Images of glazed stoneware vessels dating from 14c BCE show the tastes and preferences of the early elite. The use of text as embellishment on early vessels would later transform early Chinese script; sophisticated techniques of high-fired ceramics would lead to the manufacture of porcelain on an industrial scale, transforming imperial China into a global economy.
Additionally, feasts offered venues for artists to perform, to demonstrate particular skills, and to find patronage. The desire for musical entertainment inspired the creation of new instruments, and dancing, too, became an impetus for patrons to support the performing arts.

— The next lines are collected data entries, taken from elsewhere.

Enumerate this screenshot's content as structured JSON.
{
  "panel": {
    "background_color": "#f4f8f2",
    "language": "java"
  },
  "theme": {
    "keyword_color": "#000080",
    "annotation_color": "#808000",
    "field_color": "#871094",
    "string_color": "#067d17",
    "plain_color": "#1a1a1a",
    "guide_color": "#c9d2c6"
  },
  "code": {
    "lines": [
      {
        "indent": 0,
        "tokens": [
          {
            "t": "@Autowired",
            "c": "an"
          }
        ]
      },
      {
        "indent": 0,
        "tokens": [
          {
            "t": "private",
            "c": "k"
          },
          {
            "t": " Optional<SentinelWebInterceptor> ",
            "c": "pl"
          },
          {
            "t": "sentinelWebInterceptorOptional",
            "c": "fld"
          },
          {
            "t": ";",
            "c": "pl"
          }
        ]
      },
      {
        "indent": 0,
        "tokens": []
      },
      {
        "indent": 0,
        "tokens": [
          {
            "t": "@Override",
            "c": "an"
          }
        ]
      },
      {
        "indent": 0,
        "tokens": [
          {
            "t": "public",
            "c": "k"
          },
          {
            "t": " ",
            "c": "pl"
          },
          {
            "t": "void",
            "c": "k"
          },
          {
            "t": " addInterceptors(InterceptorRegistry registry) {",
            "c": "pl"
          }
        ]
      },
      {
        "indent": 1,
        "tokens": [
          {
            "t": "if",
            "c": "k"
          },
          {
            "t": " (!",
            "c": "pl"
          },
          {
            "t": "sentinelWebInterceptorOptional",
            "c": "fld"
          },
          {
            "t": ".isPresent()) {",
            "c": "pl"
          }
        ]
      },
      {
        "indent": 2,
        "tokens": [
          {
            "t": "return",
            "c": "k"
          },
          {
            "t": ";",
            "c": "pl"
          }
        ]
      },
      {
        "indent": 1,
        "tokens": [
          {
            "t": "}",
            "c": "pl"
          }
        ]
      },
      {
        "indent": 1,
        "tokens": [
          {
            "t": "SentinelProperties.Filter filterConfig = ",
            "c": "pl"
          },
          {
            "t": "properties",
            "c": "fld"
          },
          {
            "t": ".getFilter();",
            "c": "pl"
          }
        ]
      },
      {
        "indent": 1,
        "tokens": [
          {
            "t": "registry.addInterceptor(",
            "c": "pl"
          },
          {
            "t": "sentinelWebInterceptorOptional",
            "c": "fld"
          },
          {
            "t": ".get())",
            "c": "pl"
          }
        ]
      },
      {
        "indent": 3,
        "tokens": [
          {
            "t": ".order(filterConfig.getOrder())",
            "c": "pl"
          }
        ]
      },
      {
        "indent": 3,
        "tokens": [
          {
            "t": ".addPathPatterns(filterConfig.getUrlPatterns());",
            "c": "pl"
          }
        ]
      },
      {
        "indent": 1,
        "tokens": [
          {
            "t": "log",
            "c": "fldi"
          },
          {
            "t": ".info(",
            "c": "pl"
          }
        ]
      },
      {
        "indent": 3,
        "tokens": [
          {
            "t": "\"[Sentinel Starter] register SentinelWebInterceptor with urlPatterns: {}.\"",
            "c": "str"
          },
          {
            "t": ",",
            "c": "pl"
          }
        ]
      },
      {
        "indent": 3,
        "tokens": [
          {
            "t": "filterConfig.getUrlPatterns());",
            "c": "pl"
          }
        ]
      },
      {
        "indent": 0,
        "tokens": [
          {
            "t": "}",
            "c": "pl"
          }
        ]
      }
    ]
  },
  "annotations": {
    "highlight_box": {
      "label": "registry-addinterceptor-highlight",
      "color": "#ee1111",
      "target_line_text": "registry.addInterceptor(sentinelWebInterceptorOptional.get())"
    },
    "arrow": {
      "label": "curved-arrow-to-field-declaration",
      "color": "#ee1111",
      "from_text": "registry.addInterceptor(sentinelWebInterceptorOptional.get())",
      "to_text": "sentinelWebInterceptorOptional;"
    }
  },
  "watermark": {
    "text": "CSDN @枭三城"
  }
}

Feasts have long been associated with ancestor worship and the funerary rituals at the core of early Chinese religious thought. Images of tombs from the late Bronze Age show extraordinary vessels cast specifically for burial along with myriad other banqueting apparatus -- all intended to satisfy the ritual needs of the deceased in the afterlife. Vessels were often filled with meat, grain, seeds, fruits, fish, and alcohol, to serve as offerings to the ancestors whose transformed spirits in the afterlife were believed to intercede with the gods on matters of vital concern to their descendants. Such practice drew together multiple generations of lineage creating a community based on the eternal presentation of food and drink.
During 10th -14th centuries, a period of intense political turmoil accompanying the rise and fall of three dynasties, the focus on the elite tomb as a major site for art declined, and art became more directed towards the enjoyment of living.
Three examples of the continued importance of feasting during this period were offered:
- Dining in the Afterlife
- Ladies Banqueting in Seclusion
- Gentlemen Feasting as Scholarly Business
Our two-course feast was thus concluded; I trust that we all were sated.